Cuando vivía en Francia, España era el paraíso para Estebitan. El mes de vacaciones transcurría en el pueblo donde había nacido antes de que sus padres emigraran. Todo era diversión y aventuras: los baños en el río, las exploraciones en los alrededores montado en su bicicleta, la pesca de cangrejos y ranas, las tardes en la era montado en el trillo, e incluso la lectura de esos libros que el abuelo guardaba en un baúl, algunos de los cuales no eran desde luego libros infantiles.

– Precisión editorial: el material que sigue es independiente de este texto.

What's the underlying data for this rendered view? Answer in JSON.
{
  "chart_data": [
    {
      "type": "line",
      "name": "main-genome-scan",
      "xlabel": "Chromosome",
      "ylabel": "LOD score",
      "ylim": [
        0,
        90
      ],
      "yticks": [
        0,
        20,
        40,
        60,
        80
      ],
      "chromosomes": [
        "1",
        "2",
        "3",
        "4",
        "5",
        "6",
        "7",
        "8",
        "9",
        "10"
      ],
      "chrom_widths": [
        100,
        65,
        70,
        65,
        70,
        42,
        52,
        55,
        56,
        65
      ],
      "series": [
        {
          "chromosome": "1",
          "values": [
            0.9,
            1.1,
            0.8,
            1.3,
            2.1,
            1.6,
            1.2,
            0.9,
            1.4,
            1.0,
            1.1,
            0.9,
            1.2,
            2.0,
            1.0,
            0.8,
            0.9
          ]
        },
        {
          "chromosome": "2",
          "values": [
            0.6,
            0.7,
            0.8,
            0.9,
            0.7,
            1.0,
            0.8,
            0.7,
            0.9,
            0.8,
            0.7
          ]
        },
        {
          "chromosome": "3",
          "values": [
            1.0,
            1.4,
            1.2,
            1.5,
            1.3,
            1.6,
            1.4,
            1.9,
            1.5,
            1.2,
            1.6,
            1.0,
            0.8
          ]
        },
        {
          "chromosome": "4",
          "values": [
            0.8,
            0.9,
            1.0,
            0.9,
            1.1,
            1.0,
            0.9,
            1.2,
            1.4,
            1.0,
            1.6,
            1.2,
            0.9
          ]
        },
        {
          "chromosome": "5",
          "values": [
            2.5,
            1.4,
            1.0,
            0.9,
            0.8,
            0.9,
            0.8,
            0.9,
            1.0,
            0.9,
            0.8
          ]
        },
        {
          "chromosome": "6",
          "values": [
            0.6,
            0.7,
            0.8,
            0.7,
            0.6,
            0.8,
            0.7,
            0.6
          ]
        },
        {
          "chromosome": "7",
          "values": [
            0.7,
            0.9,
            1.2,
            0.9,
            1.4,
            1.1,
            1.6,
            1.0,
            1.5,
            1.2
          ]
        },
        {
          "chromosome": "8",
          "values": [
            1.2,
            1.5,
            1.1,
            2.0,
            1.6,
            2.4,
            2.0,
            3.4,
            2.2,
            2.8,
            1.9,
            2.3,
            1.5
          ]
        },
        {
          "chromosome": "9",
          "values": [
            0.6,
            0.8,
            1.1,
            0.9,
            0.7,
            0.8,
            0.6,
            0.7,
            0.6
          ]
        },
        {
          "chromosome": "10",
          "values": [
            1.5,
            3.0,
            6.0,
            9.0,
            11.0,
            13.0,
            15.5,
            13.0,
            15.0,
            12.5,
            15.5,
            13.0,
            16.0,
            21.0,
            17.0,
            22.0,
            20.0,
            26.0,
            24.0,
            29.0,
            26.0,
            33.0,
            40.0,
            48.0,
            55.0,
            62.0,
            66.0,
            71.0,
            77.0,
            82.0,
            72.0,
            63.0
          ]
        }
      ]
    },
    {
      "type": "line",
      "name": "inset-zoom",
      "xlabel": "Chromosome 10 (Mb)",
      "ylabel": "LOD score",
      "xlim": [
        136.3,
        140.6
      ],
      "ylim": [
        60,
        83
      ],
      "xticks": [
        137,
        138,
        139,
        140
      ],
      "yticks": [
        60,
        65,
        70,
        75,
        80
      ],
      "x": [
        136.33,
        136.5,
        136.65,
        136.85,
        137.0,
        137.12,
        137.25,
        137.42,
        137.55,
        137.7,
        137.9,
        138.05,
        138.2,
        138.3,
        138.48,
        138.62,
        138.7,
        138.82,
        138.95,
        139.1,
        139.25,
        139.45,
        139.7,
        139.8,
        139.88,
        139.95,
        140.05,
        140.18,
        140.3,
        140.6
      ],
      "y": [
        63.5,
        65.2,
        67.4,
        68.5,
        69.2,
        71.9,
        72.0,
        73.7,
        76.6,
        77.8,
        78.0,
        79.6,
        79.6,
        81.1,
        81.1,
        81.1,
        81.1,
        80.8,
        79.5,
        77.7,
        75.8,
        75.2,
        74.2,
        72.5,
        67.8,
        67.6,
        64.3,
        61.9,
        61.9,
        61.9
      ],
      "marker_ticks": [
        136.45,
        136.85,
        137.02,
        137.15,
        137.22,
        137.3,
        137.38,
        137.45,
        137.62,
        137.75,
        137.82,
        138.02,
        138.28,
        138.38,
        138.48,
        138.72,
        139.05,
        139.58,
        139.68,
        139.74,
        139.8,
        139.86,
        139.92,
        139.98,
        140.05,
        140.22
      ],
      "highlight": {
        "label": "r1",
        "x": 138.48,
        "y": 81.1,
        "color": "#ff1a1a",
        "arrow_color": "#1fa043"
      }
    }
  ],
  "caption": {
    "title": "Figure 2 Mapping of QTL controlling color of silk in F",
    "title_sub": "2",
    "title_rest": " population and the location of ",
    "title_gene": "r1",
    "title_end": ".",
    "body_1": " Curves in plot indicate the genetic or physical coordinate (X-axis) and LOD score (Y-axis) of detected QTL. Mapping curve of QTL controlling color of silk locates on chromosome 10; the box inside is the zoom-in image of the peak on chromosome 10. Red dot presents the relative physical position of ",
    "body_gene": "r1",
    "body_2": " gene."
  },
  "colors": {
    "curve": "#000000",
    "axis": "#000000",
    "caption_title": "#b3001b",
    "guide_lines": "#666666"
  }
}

Es por ello que el regreso a España fue aún más impactante de lo esperado. El barrio obrero donde se instalaron no podía ser más diferente a su pueblo: calles cuadriculadas con edificios que eran todos similares y desagradables a la vista, ninguna zona verde a la vista pues todas ellas habían sido sustituidas por más edificios, y escuelas que no tenían ni patio de recreo y en las que libros, cuadernos y todo el material escolar debía ser pagado por los padres.
Pero lo que más sorprendió a Estebitan en la escuela fue la asignatura de religión católica. En ella se estudiaban todas esas cosas absurdas y sin sentido del catecismo que su madre le había enseñado en casa para poder hacer la primera comunión en su pueblo. Algo que en su escuela de Francia no se mencionaba nunca, casi ni sabía si sus compañeros de clase practicaban alguna religión.
En ella se estudiaban todas esas cosas absurdas y sin sentido del catecismo
Cuando habían pasado ya tres años, Estebitan estaba precisamente en la clase de religión católica a cargo de don Severiano, que era asimismo párroco en la iglesia del barrio. En ese momento, don Severiano había acorralado en una esquina a un alumno díscolo y le estaba golpeando con saña con la regla de madera del aula. Era algo que ya había ocurrido varias veces y todos los demás alumnos permanecían paralizados por el miedo. Pero en ese momento la puerta del aula se abrió bruscamente y entró la señorita Manoli, la profesora de Historia.
—¿Qué está pasando aquí? —dijo con cara de asombro.
Don Severiano levantó la mirada y, por un momento, pareció que su furor iba a recaer en la recién llegada, pero su cara se dulcificó.
—Nada importante. Lo hago por su bien, porque le quiero mucho —alegó don Severiano con voz algo trémula.
—De todas formas, me llevaré a este niño a la sala de profesores—replicó la señorita Manoli agarrando al alumno apaleado.
Estebitan sintió en ese momento que no era el único que no le encontraba sentido ni a esa clase ni a la autoridad que se le había concedido a ese cura. Y una pequeña llama de rebeldía se encendió en su interior.